Monday, Mar. 04, 1946
Amerika for the Russians
To help win the war, the U.S. sent Russia some $10,800,000,000 worth oi Lend-Lease supplies. To help the Russians understand their American allies better the U.S. last year launched two Russian-language magazines, produced by OWI and sold throughout the U.S.S.R. Amerika was pocket-size, crammed with informative, uplifting articles. Appearing in alternate months, as a change of diet, was a handsome, 80-page, slick-paper, LiFE-size magazine called Amerika Illiustrirovannoye (America Illustrated).
Little Amerika left the Russians cold; Amerika Illustrated was hot stuff. They liked its eye-filling pictures of Arizona deserts, TVA dams, the white steeples of a Connecticut town, Radio City, the Blue-grass country, the Senate in session, Manhattan's garment district. The magazine was written and translated in the U.S., sent to Moscow for checking -- and slight censorship -- by the Foreign Office, returned for printing, shipped back as a finished product.
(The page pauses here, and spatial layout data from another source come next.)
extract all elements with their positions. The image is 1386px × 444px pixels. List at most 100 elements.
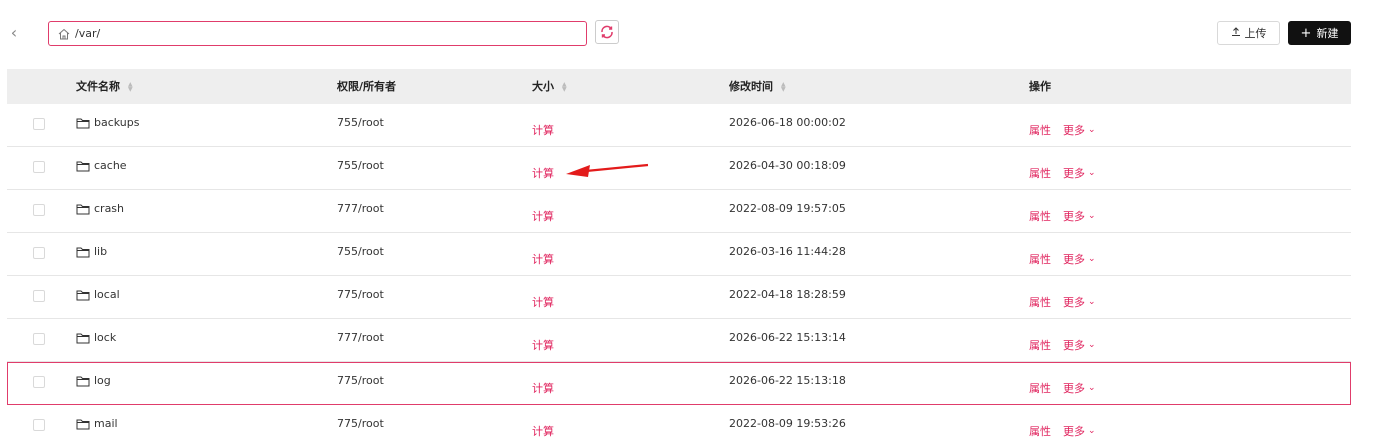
new-button[interactable]: + 新建	[1288, 21, 1351, 45]
chevron-down-icon: ⌄	[1088, 254, 1096, 264]
table-row[interactable]: local 775/root 计算 2022-04-18 18:28:59 属性 更多 ⌄	[7, 276, 1351, 319]
table-row[interactable]: lib 755/root 计算 2026-03-16 11:44:28 属性 更多 ⌄	[7, 233, 1351, 276]
header-name[interactable]: 文件名称 ▲ ▼	[76, 69, 133, 104]
file-name[interactable]: lock	[76, 331, 116, 344]
more-dropdown[interactable]: 更多 ⌄	[1063, 380, 1096, 396]
modified-time: 2022-08-09 19:53:26	[729, 417, 846, 430]
calculate-size-link[interactable]: 计算	[532, 337, 554, 353]
modified-time: 2026-06-22 15:13:14	[729, 331, 846, 344]
table-header: 文件名称 ▲ ▼ 权限/所有者 大小 ▲ ▼ 修改时间 ▲ ▼ 操作	[7, 69, 1351, 104]
properties-link[interactable]: 属性	[1029, 294, 1051, 310]
permission-owner: 755/root	[337, 116, 384, 129]
file-name-label: lock	[94, 331, 117, 344]
more-dropdown[interactable]: 更多 ⌄	[1063, 337, 1096, 353]
more-label: 更多	[1063, 296, 1085, 309]
file-name[interactable]: log	[76, 374, 111, 387]
calculate-size-link[interactable]: 计算	[532, 423, 554, 439]
more-dropdown[interactable]: 更多 ⌄	[1063, 251, 1096, 267]
refresh-button[interactable]	[595, 20, 619, 44]
table-row[interactable]: cache 755/root 计算 2026-04-30 00:18:09 属性 更多 ⌄	[7, 147, 1351, 190]
upload-button[interactable]: 上传	[1217, 21, 1280, 45]
calculate-size-link[interactable]: 计算	[532, 251, 554, 267]
table-row[interactable]: mail 775/root 计算 2022-08-09 19:53:26 属性 更多 ⌄	[7, 405, 1351, 444]
row-checkbox[interactable]	[33, 204, 45, 216]
properties-link[interactable]: 属性	[1029, 423, 1051, 439]
file-table: 文件名称 ▲ ▼ 权限/所有者 大小 ▲ ▼ 修改时间 ▲ ▼ 操作 backups 7…	[7, 69, 1351, 444]
modified-time: 2026-04-30 00:18:09	[729, 159, 846, 172]
modified-time: 2022-08-09 19:57:05	[729, 202, 846, 215]
calculate-size-link[interactable]: 计算	[532, 380, 554, 396]
file-name[interactable]: backups	[76, 116, 140, 129]
row-actions: 属性 更多 ⌄	[1029, 122, 1096, 138]
row-actions: 属性 更多 ⌄	[1029, 380, 1096, 396]
file-name-label: local	[94, 288, 120, 301]
file-name[interactable]: local	[76, 288, 120, 301]
file-name-label: crash	[94, 202, 125, 215]
new-label: 新建	[1316, 27, 1339, 40]
row-checkbox[interactable]	[33, 376, 45, 388]
header-ops-label: 操作	[1029, 80, 1051, 93]
row-actions: 属性 更多 ⌄	[1029, 165, 1096, 181]
row-checkbox[interactable]	[33, 290, 45, 302]
more-dropdown[interactable]: 更多 ⌄	[1063, 208, 1096, 224]
row-checkbox[interactable]	[33, 333, 45, 345]
more-label: 更多	[1063, 425, 1085, 438]
row-checkbox[interactable]	[33, 247, 45, 259]
more-label: 更多	[1063, 339, 1085, 352]
calculate-size-link[interactable]: 计算	[532, 122, 554, 138]
row-checkbox[interactable]	[33, 161, 45, 173]
folder-icon	[76, 246, 90, 258]
sort-icon[interactable]: ▲ ▼	[128, 81, 133, 92]
calculate-size-link[interactable]: 计算	[532, 208, 554, 224]
table-row[interactable]: backups 755/root 计算 2026-06-18 00:00:02 属性 更多…	[7, 104, 1351, 147]
chevron-down-icon: ⌄	[1088, 297, 1096, 307]
more-label: 更多	[1063, 253, 1085, 266]
file-name[interactable]: mail	[76, 417, 118, 430]
more-dropdown[interactable]: 更多 ⌄	[1063, 165, 1096, 181]
row-actions: 属性 更多 ⌄	[1029, 423, 1096, 439]
table-row[interactable]: lock 777/root 计算 2026-06-22 15:13:14 属性 更多 ⌄	[7, 319, 1351, 362]
table-row[interactable]: crash 777/root 计算 2022-08-09 19:57:05 属性 更多 ⌄	[7, 190, 1351, 233]
file-name-label: backups	[94, 116, 140, 129]
permission-owner: 755/root	[337, 245, 384, 258]
permission-owner: 777/root	[337, 202, 384, 215]
chevron-down-icon: ⌄	[1088, 168, 1096, 178]
calculate-size-link[interactable]: 计算	[532, 165, 554, 181]
properties-link[interactable]: 属性	[1029, 208, 1051, 224]
folder-icon	[76, 117, 90, 129]
chevron-down-icon: ⌄	[1088, 125, 1096, 135]
modified-time: 2026-03-16 11:44:28	[729, 245, 846, 258]
row-checkbox[interactable]	[33, 419, 45, 431]
properties-link[interactable]: 属性	[1029, 337, 1051, 353]
sort-icon[interactable]: ▲ ▼	[781, 81, 786, 92]
properties-link[interactable]: 属性	[1029, 165, 1051, 181]
table-row[interactable]: log 775/root 计算 2026-06-22 15:13:18 属性 更多 ⌄	[7, 362, 1351, 405]
properties-link[interactable]: 属性	[1029, 122, 1051, 138]
header-size-label: 大小	[532, 80, 554, 93]
more-dropdown[interactable]: 更多 ⌄	[1063, 294, 1096, 310]
more-dropdown[interactable]: 更多 ⌄	[1063, 423, 1096, 439]
folder-icon	[76, 203, 90, 215]
path-input[interactable]	[75, 27, 555, 40]
properties-link[interactable]: 属性	[1029, 380, 1051, 396]
path-input-box[interactable]	[48, 21, 587, 46]
more-dropdown[interactable]: 更多 ⌄	[1063, 122, 1096, 138]
header-size[interactable]: 大小 ▲ ▼	[532, 69, 567, 104]
permission-owner: 775/root	[337, 288, 384, 301]
row-checkbox[interactable]	[33, 118, 45, 130]
file-name[interactable]: lib	[76, 245, 107, 258]
row-actions: 属性 更多 ⌄	[1029, 294, 1096, 310]
file-name-label: lib	[94, 245, 108, 258]
file-name[interactable]: crash	[76, 202, 124, 215]
toolbar: ‹ 上传 + 新建	[0, 0, 1386, 64]
file-name[interactable]: cache	[76, 159, 127, 172]
modified-time: 2026-06-18 00:00:02	[729, 116, 846, 129]
properties-link[interactable]: 属性	[1029, 251, 1051, 267]
back-button[interactable]: ‹	[4, 22, 24, 44]
sort-icon[interactable]: ▲ ▼	[562, 81, 567, 92]
chevron-down-icon: ⌄	[1088, 211, 1096, 221]
calculate-size-link[interactable]: 计算	[532, 294, 554, 310]
header-mtime-label: 修改时间	[729, 80, 773, 93]
header-perm-label: 权限/所有者	[337, 80, 397, 93]
header-mtime[interactable]: 修改时间 ▲ ▼	[729, 69, 786, 104]
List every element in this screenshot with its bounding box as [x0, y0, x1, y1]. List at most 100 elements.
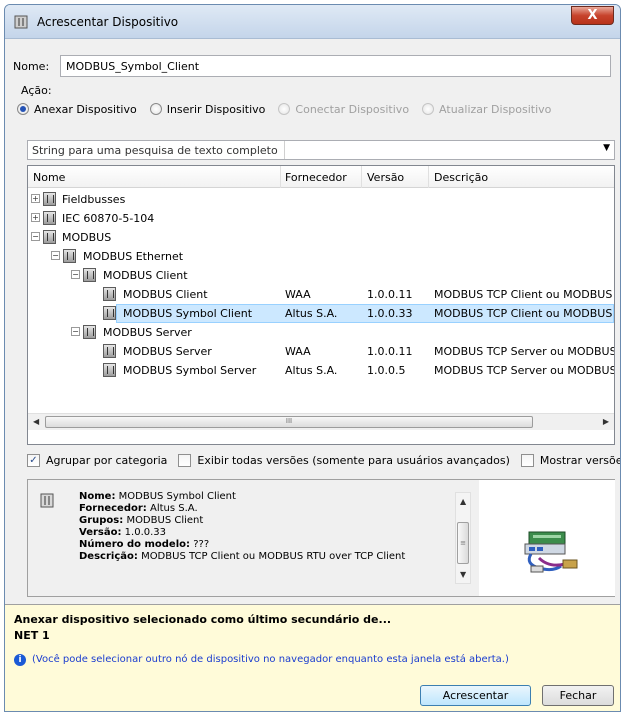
add-button[interactable]: Acrescentar — [420, 685, 531, 706]
network-device-icon — [524, 531, 578, 573]
detail-description: MODBUS TCP Client ou MODBUS RTU over TCP… — [141, 551, 406, 562]
tree-row-name: Fieldbusses — [62, 193, 126, 206]
detail-label: Nome: — [79, 491, 116, 502]
radio-label: Anexar Dispositivo — [34, 102, 137, 116]
detail-version: 1.0.0.33 — [124, 527, 167, 538]
device-icon — [14, 15, 28, 29]
tree-row[interactable]: + Fieldbusses — [28, 190, 614, 209]
tree-row[interactable]: − MODBUS Server — [28, 323, 614, 342]
device-icon — [43, 211, 56, 225]
radio-label: Inserir Dispositivo — [166, 102, 266, 116]
tree-row-vendor: Altus S.A. — [285, 364, 338, 377]
tree-row-version: 1.0.0.33 — [367, 307, 413, 320]
detail-name: MODBUS Symbol Client — [118, 491, 236, 502]
tree-row-version: 1.0.0.11 — [367, 345, 413, 358]
radio-label: Conectar Dispositivo — [295, 102, 410, 116]
collapse-icon[interactable]: − — [71, 270, 80, 279]
show-all-versions-checkbox[interactable]: Exibir todas versões (somente para usuár… — [178, 453, 510, 467]
tree-row[interactable]: + IEC 60870-5-104 — [28, 209, 614, 228]
device-icon — [43, 192, 56, 206]
action-label: Ação: — [21, 84, 52, 97]
column-divider[interactable] — [428, 166, 429, 188]
detail-model: ??? — [193, 539, 210, 550]
device-icon — [83, 325, 96, 339]
tree-row-name: MODBUS Client — [123, 288, 208, 301]
tree-row[interactable]: − MODBUS — [28, 228, 614, 247]
device-icon — [63, 249, 76, 263]
group-by-category-checkbox[interactable]: ✓ Agrupar por categoria — [27, 453, 168, 467]
expand-icon[interactable]: + — [31, 194, 40, 203]
notice-title: Anexar dispositivo selecionado como últi… — [14, 613, 392, 626]
detail-label: Fornecedor: — [79, 503, 147, 514]
checkbox-label: Exibir todas versões (somente para usuár… — [197, 453, 510, 467]
checkbox-label: Agrupar por categoria — [46, 453, 168, 467]
radio-insert-device[interactable]: Inserir Dispositivo — [149, 102, 266, 116]
close-button[interactable]: X — [571, 6, 614, 25]
name-input[interactable] — [60, 55, 611, 77]
checkbox-label: Mostrar versões desatua — [539, 453, 620, 467]
tree-row-vendor: WAA — [285, 345, 311, 358]
tree-row-version: 1.0.0.5 — [367, 364, 406, 377]
name-label: Nome: — [13, 60, 50, 73]
collapse-icon[interactable]: − — [51, 251, 60, 260]
radio-indicator — [422, 103, 435, 115]
search-combobox[interactable]: String para uma pesquisa de texto comple… — [27, 140, 615, 160]
column-header-vendor[interactable]: Fornecedor — [285, 171, 347, 184]
show-old-versions-checkbox[interactable]: Mostrar versões desatua — [520, 453, 620, 467]
tree-row-name: MODBUS Client — [103, 269, 188, 282]
tree-row[interactable]: − MODBUS Client — [28, 266, 614, 285]
tree-row[interactable]: MODBUS Server WAA 1.0.0.11 MODBUS TCP Se… — [28, 342, 614, 361]
scroll-thumb[interactable]: ≡ — [457, 522, 469, 564]
column-header-name[interactable]: Nome — [33, 171, 65, 184]
action-radio-group: Anexar Dispositivo Inserir Dispositivo C… — [17, 101, 564, 117]
tree-row[interactable]: − MODBUS Ethernet — [28, 247, 614, 266]
tree-header: Nome Fornecedor Versão Descrição — [28, 166, 614, 188]
horizontal-scrollbar[interactable]: ◀ III ▶ — [28, 413, 614, 430]
info-icon: i — [14, 654, 26, 666]
tree-row-version: 1.0.0.11 — [367, 288, 413, 301]
tree-row-description: MODBUS TCP Server ou MODBUS RTU — [434, 345, 615, 358]
detail-label: Número do modelo: — [79, 539, 191, 550]
tree-row-vendor: Altus S.A. — [285, 307, 338, 320]
device-tree[interactable]: Nome Fornecedor Versão Descrição + Field… — [27, 165, 615, 445]
close-dialog-button[interactable]: Fechar — [542, 685, 614, 706]
radio-indicator — [17, 103, 29, 115]
expand-icon[interactable]: + — [31, 213, 40, 222]
options-row: ✓ Agrupar por categoria Exibir todas ver… — [27, 453, 620, 467]
detail-label: Grupos: — [79, 515, 124, 526]
radio-connect-device[interactable]: Conectar Dispositivo — [278, 103, 409, 116]
device-icon — [103, 344, 116, 358]
device-icon — [103, 287, 116, 301]
tree-row-selected[interactable]: MODBUS Symbol Client Altus S.A. 1.0.0.33… — [28, 304, 614, 323]
scroll-right-icon[interactable]: ▶ — [603, 417, 609, 426]
detail-label: Descrição: — [79, 551, 138, 562]
column-header-version[interactable]: Versão — [367, 171, 404, 184]
scroll-left-icon[interactable]: ◀ — [33, 417, 39, 426]
scroll-down-icon[interactable]: ▼ — [460, 570, 466, 579]
tree-row-vendor: WAA — [285, 288, 311, 301]
title-bar[interactable]: Acrescentar Dispositivo X — [5, 5, 620, 39]
device-icon — [103, 306, 116, 320]
tree-row-description: MODBUS TCP Server ou MODBUS RTU — [434, 364, 615, 377]
column-divider[interactable] — [361, 166, 362, 188]
scroll-thumb[interactable]: III — [45, 416, 533, 428]
column-divider[interactable] — [280, 166, 281, 188]
add-device-dialog: Acrescentar Dispositivo X Nome: Ação: An… — [4, 4, 621, 712]
radio-update-device[interactable]: Atualizar Dispositivo — [422, 103, 551, 116]
device-preview-image — [479, 480, 615, 596]
scroll-up-icon[interactable]: ▲ — [460, 497, 466, 506]
collapse-icon[interactable]: − — [31, 232, 40, 241]
device-details: Nome: MODBUS Symbol Client Fornecedor: A… — [79, 491, 405, 563]
tree-row[interactable]: MODBUS Symbol Server Altus S.A. 1.0.0.5 … — [28, 361, 614, 380]
radio-attach-device[interactable]: Anexar Dispositivo — [17, 103, 137, 116]
column-header-description[interactable]: Descrição — [434, 171, 488, 184]
detail-vendor: Altus S.A. — [150, 503, 198, 514]
collapse-icon[interactable]: − — [71, 327, 80, 336]
tree-row[interactable]: MODBUS Client WAA 1.0.0.11 MODBUS TCP Cl… — [28, 285, 614, 304]
device-icon — [83, 268, 96, 282]
vertical-scrollbar[interactable]: ▲ ≡ ▼ — [455, 492, 471, 584]
dropdown-arrow-icon[interactable]: ▼ — [603, 143, 610, 153]
device-icon — [103, 363, 116, 377]
radio-indicator — [278, 103, 291, 115]
search-placeholder: String para uma pesquisa de texto comple… — [32, 144, 278, 157]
When OWI folded five months ago, the State Department was glad to continue the job. Recently the U.S. Embassy asked Russian permission to up the paid circulation of Amerika Illustrated from 10,000 to 50,000 copies. If circulation goes up, the price may go down : officially it is only 10 rubles (83-c-) a copy, but in the black market Russians have eagerly paid 1,000 rubles ($83) for a look at the Amerika most of them will never see except in pictures.